Or autant nos cousins d’outre-Jura se hérissent à la républicaine, à la sans-culotte, dès que leur président actuel s’offre des prérogatives de roitelet, autant ils crient, sans honte de se dédire: “Vive le roy!” (et la voyelle finale est de mise…) quand il s’agit d’évoquer un de ses lointains précurseurs qui fut un meilleur chef d’Etat.

 

Le destin d’Henri IV, son incontestable  tolérance et son règne mouvementé ont été passablement  remaniés par la littérature: les vers beaux mais indigestes de la Henriade de Voltaire les ont exagérément glorifiés.  En 1815, la propagande des lointains héritiers de ce patriarche, Louis XVIII et Charles X, l’édulcorèrent afin de consolider leur Restauration, qui fut éphémère comme on sait.

Ce sont eux qui réinventèrent la poule au pot dans tous les foyers, et puis le panache blanc, et d’autres bling-blingueries d’avant l’heure, mais attachées à l’image de cet aïeul qui sentait l’aïl, le piment d’Espelette, la sueur guerrière.

Le roi gascon savait mieux qu’eux tourner une lettre d’amour, une difficulté politique intérieure, ou un projet visant à remodeler rien moins que la carte de l’Europe entière.

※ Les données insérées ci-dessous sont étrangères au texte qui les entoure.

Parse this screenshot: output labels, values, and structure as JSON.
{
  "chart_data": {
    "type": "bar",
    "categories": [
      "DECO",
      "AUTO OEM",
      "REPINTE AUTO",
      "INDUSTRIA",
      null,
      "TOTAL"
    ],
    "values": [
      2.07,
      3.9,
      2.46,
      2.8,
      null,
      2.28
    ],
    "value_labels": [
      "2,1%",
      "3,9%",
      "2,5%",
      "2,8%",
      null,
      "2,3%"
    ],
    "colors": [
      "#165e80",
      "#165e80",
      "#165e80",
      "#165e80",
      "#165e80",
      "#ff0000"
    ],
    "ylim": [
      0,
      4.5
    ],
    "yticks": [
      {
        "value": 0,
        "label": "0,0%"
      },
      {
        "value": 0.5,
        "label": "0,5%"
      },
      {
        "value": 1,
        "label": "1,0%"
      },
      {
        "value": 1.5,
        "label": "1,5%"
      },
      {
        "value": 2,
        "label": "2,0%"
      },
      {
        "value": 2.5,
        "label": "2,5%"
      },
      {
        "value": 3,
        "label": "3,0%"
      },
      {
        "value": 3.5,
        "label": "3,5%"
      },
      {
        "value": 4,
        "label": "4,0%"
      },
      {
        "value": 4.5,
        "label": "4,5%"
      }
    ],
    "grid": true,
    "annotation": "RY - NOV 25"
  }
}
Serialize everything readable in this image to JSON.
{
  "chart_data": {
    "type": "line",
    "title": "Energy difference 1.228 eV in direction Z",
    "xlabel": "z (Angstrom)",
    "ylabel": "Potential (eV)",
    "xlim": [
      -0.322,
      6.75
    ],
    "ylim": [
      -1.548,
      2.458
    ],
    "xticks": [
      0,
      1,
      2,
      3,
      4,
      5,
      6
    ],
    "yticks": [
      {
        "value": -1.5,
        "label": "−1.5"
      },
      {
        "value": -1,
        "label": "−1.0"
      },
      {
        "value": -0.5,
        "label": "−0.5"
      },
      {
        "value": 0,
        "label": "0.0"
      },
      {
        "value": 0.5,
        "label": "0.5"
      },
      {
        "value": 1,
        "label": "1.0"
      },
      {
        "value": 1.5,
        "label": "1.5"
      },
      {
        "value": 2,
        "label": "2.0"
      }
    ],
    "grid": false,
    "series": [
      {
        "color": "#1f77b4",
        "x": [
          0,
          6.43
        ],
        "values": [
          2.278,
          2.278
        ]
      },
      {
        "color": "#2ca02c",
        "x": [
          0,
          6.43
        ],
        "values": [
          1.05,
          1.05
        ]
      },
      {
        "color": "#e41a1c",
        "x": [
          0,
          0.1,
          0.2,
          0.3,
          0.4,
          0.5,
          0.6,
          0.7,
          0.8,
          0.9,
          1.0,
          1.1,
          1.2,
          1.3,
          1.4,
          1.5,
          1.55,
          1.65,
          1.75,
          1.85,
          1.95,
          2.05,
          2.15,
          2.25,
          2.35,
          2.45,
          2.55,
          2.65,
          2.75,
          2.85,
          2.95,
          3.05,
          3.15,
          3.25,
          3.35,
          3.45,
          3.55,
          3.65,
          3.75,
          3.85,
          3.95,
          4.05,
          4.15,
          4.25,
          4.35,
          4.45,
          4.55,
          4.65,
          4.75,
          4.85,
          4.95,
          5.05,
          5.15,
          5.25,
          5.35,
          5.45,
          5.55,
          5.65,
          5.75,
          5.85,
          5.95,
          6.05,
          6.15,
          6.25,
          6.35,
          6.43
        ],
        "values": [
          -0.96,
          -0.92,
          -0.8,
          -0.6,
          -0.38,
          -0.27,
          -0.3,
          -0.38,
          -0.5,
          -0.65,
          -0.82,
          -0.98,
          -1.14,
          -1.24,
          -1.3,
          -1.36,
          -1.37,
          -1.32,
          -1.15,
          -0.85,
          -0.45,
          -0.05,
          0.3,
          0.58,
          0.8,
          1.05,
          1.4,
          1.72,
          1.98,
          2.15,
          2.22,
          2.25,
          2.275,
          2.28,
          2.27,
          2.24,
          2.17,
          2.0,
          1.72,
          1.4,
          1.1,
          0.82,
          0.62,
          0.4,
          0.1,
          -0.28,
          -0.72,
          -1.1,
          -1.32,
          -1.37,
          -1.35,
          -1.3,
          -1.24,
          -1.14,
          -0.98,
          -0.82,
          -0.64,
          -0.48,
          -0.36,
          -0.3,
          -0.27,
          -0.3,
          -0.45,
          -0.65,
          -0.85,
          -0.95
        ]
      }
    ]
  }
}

Hélas pour eux, leur tentative de réhabiliter à travers lui la monarchie fit, comme on sait, chou blanc. Eux, on les a oubliés, mais pas l’Henri IV.

 

Sa statue à l’orient du Pont-Neuf est devenue si familière aux Parisiens qu’elle est désormais un rendez-vous d’amoureux.  A l’ombre de ce Vert-Galant en pierre, on éprouverait un émoi sensoriel sublime, suivi d’étreintes vigoureuses. 

Or la vigueur sexuelle de ce roi est contestée.  D’aucuns (et d’aucunes!) de ses nouveaux historiographes avancent des preuves que ce parangon de la virilité n’aurait jamais été un amant exagérément satisfaisant…

Pire: des médecins athéniens de haut vol nous révèlent  aujourd’hui qu’il fut un grand empêché en ses joutes préférées. Cela, pour des raisons que l’amour ne contrôle pas.

 

Cliquez sur le lien ci-dessous pour lire leurs arguments.

 

 

 

 

http://www.urofrance.org/fileadmin/documents/data/PU/1998/PU-1998-00080593/TEXF-PU-1998-00080593.PDF

 

 

Commentaires

"Or autant nos cousins d’outre-Jura se hérissent à la républicaine, à la sans-culotte, dès que leur président actuel s’offre des prérogatives de roitelet, autant ils crient, sans honte de se dédire: “Vive le roy!” (et la voyelle finale est de mise…) quand il s’agit d’évoquer un de ses lointains précurseurs qui fut un meilleur chef d’Etat."

Je ne partage pas votre point de vue. Le Français (de souche) est depuis toujours profondément monarchiste* et ce qu'il ne pardonne pas à l'issu de l'immigration locataire de l'Elysée, c'est la grimaldisation de la fonction !

* Il y a cent ans, le sociologue Gustave Le Bon disait "césarien" et "centralisateur".

Écrit par : Scipion | 16/05/2010

Quand même, il fallait être très fort pour parvenir à placer sur ce texte là, par ailleurs excellent, un commentaire si parfaitement xénophobe. Seul Scipion en est capable, saluons-le, il a du métier.

Écrit par : Michel B | 16/05/2010

"...un commentaire si parfaitement xénophobe."

Vous pouvez développer ? Qu'on se marre :o)

Écrit par : Scipion | 16/05/2010

Quelle que fût sa monture, Henri IV vécut à cheval entre deux siècles et deux confessions. Sa réalité ne peut, par conséquent, qu'être contrastée.

Écrit par : Santo Cappon | 17/05/2010

Là, je trouve que l'on fait un peu dans le genre Fesse-bouc, non ?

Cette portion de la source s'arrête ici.